2 small steps to improve gay rights
By Fester:
Just two quick and interesting things going on about gay rights. I really like the Colorado proposal as I could see all sorts of rhetorical jujitsu --- mainly along the lines of making government smaller, less intrusive and screwing over the trial lawyers --- being mouthed by Democrats to wedge the Colorado GOP.
9th Circuit of Appelas has ruled that gay and lesbian individuals can actually have families composed of themselves and their same sex partner and thus there is an equal protection claim that if an employer offers health insurance to heterosexual families, they must also offer insurance on the same terms to homosexual families. This is a bit of an end run, but it is a step towards justice and recognition of reality.
Colorado Democrats are trying to reintroduce a 2006 conservative Republican bill that will offer one page civil union like contractual and legal benefits to any two consenting adults in Colorado:
From the Denver Post: A bill that would make it easier for unwed couples to plan their estates and share benefits in times of tragedy is certain to touch off a gay-rights debate at the Capitol.
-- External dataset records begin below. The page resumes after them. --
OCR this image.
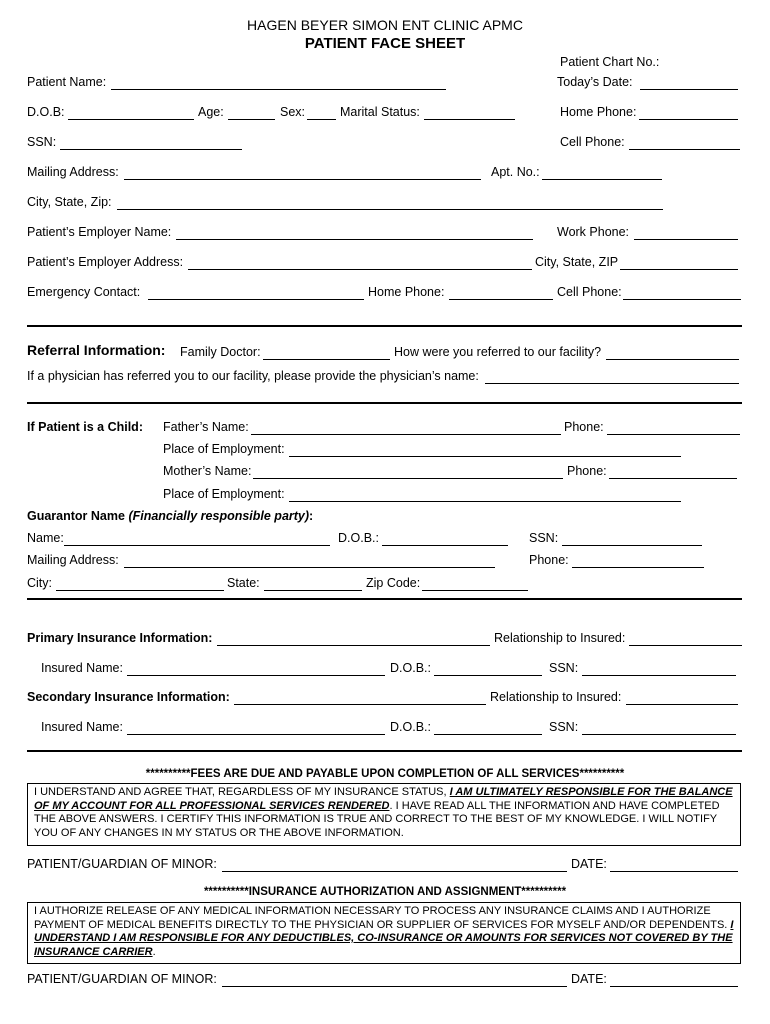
HAGEN BEYER SIMON ENT CLINIC APMC
PATIENT FACE SHEET
Patient Chart No.:
Patient Name:	Today’s Date:
D.O.B:	Age:	Sex:	Marital Status:	Home Phone:
SSN:	Cell Phone:
Mailing Address:	Apt. No.:
City, State, Zip:
Patient’s Employer Name:	Work Phone:
Patient’s Employer Address:	City, State, ZIP
Emergency Contact:	Home Phone:	Cell Phone:
Referral Information: Family Doctor:	How were you referred to our facility?
If a physician has referred you to our facility, please provide the physician’s name:
If Patient is a Child: Father’s Name:	Phone:
Place of Employment:
Mother’s Name:	Phone:
Place of Employment:
Guarantor Name (Financially responsible party):
Name:	D.O.B.:	SSN:
Mailing Address:	Phone:
City:	State:	Zip Code:
Primary Insurance Information:	Relationship to Insured:
Insured Name:	D.O.B.:	SSN:
Secondary Insurance Information:	Relationship to Insured:
Insured Name:	D.O.B.:	SSN:
**********FEES ARE DUE AND PAYABLE UPON COMPLETION OF ALL SERVICES**********
I UNDERSTAND AND AGREE THAT, REGARDLESS OF MY INSURANCE STATUS, I AM ULTIMATELY RESPONSIBLE FOR THE BALANCE OF MY ACCOUNT FOR ALL PROFESSIONAL SERVICES RENDERED. I HAVE READ ALL THE INFORMATION AND HAVE COMPLETED THE ABOVE ANSWERS. I CERTIFY THIS INFORMATION IS TRUE AND CORRECT TO THE BEST OF MY KNOWLEDGE. I WILL NOTIFY YOU OF ANY CHANGES IN MY STATUS OR THE ABOVE INFORMATION.
PATIENT/GUARDIAN OF MINOR:	DATE:
**********INSURANCE AUTHORIZATION AND ASSIGNMENT**********
I AUTHORIZE RELEASE OF ANY MEDICAL INFORMATION NECESSARY TO PROCESS ANY INSURANCE CLAIMS AND I AUTHORIZE PAYMENT OF MEDICAL BENEFITS DIRECTLY TO THE PHYSICIAN OR SUPPLIER OF SERVICES FOR MYSELF AND/OR DEPENDENTS. I UNDERSTAND I AM RESPONSIBLE FOR ANY DEDUCTIBLES, CO-INSURANCE OR AMOUNTS FOR SERVICES NOT COVERED BY THE INSURANCE CARRIER.
PATIENT/GUARDIAN OF MINOR:	DATE:
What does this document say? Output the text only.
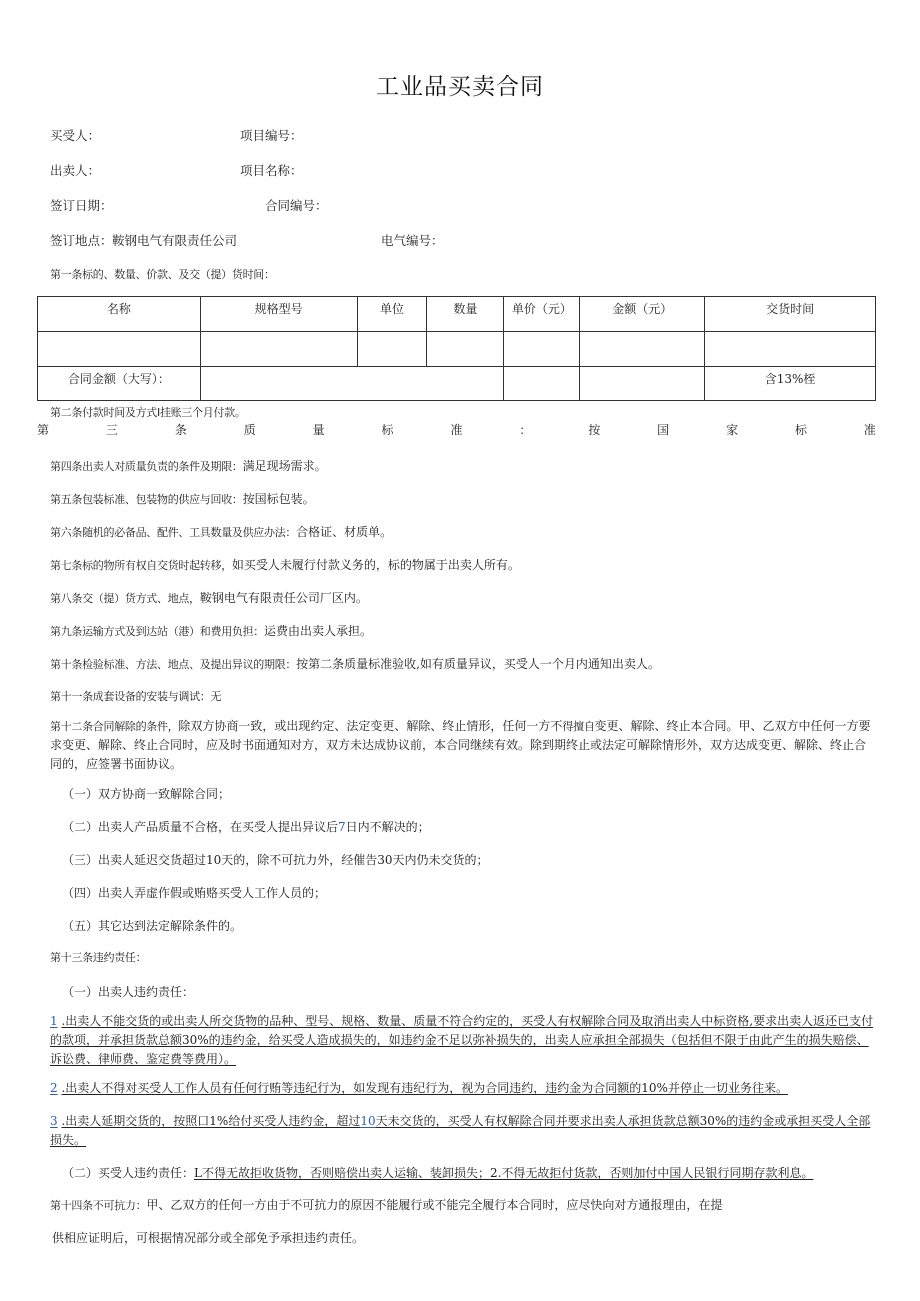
工业品买卖合同
买受人：	项目编号：
出卖人：	项目名称：
签订日期：	合同编号：
签订地点： 鞍钢电气有限责任公司	电气编号：
第一条标的、数量、价款、及交（提）货时间：
名称	规格型号	单位	数量	单价（元）	金额（元）	交货时间

合同金额（大写）：						含13%桎
第二条付款时间及方式Ⅰ挂账三个月付款。
第	三	条	质	量	标	准	：	按	国	家	标	准
第四条出卖人对质量负责的条件及期限：满足现场需求。
第五条包装标准、包装物的供应与回收：按国标包装。
第六条随机的必备品、配件、工具数量及供应办法：合格证、材质单。
第七条标的物所有权自交货时起转移，如买受人未履行付款义务的，标的物属于出卖人所有。
第八条交（提）货方式、地点，鞍钢电气有限责任公司厂区内。
第九条运输方式及到达站（港）和费用负担：运费由出卖人承担。
第十条检验标准、方法、地点、及提出异议的期限：按第二条质量标准验收,如有质量异议，买受人一个月内通知出卖人。
第十一条成套设备的安装与调试：无
第十二条合同解除的条件，除双方协商一致，或出现约定、法定变更、解除、终止情形，任何一方不得擅自变更、解除、终止本合同。甲、乙双方中任何一方要求变更、解除、终止合同时，应及时书面通知对方，双方未达成协议前，本合同继续有效。除到期终止或法定可解除情形外，双方达成变更、解除、终止合同的，应签署书面协议。
（一）双方协商一致解除合同；
（二）出卖人产品质量不合格，在买受人提出异议后7日内不解决的；
（三）出卖人延迟交货超过10天的，除不可抗力外，经催告30天内仍未交货的；
（四）出卖人弄虚作假或贿赂买受人工作人员的；
（五）其它达到法定解除条件的。
第十三条违约责任：
（一）出卖人违约责任：
1 .出卖人不能交货的或出卖人所交货物的品种、型号、规格、数量、质量不符合约定的，买受人有权解除合同及取消出卖人中标资格,要求出卖人返还已支付的款项，并承担货款总额30%的违约金，给买受人造成损失的，如违约金不足以弥补损失的，出卖人应承担全部损失（包括但不限于由此产生的损失赔偿、诉讼费、律师费、鉴定费等费用）。
2 .出卖人不得对买受人工作人员有任何行贿等违纪行为，如发现有违纪行为，视为合同违约，违约金为合同额的10%并停止一切业务往来。
3 .出卖人延期交货的，按照口1%给付买受人违约金，超过10天未交货的，买受人有权解除合同并要求出卖人承担货款总额30%的违约金或承担买受人全部损失。
（二）买受人违约责任：L不得无故拒收货物，否则赔偿出卖人运输、装卸损失；2.不得无故拒付货款，否则加付中国人民银行同期存款利息。
第十四条不可抗力：甲、乙双方的任何一方由于不可抗力的原因不能履行或不能完全履行本合同时，应尽快向对方通报理由，在提
供相应证明后，可根据情况部分或全部免予承担违约责任。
Unwed couples can already designate each other as emergency decision makers, ensure that property goes to their partners if they die and list each other as health insurance beneficiaries.
But the process for sharing these and other benefits is a costly and complicated series of contracts, said bill sponsor Rep. Mark Ferrandino, D-Denver.
His bill, to be filed later this week, would give couples the option of dropping by their local county clerk's office and filling out a check-off form stating which rights they want their partners to have.
This might be a pretty smart end run around all of the emotionally manipulative grandstanding on the issue of "marriage." What if you could give any consenting pair of people a way to take care of each other in times of need? Everything from medical to legal to estate issues, with simplified processes that have a better chance of surviving court challenges? Simple personal rights that should be available to anyone--aging siblings, widows, or even, yes, gays and lesbians? That doesn't sound very controversial, does it? And since it's not really a controversial idea, it shouldn't surprise you to learn that Republicans actually proposed the same thing a couple of years ago--none other than family values arch-conservative Sen. Shawn Mitchell himself, as the Post continues:In 2006, socially conservative lawmakers like Sen. Shawn Mitchell, R-Broomfield, proposed similar legislation allowing so-called "designated beneficiary agreements."
At the time, a ballot battle loomed over Referendum I, an initiative to legalize domestic partnerships and confer spousal rights on committed, same-sex couples. The bill was seen by critics as a way to undercut the initiative and by proponents as a common-sense way to grant atypical households some basic rights.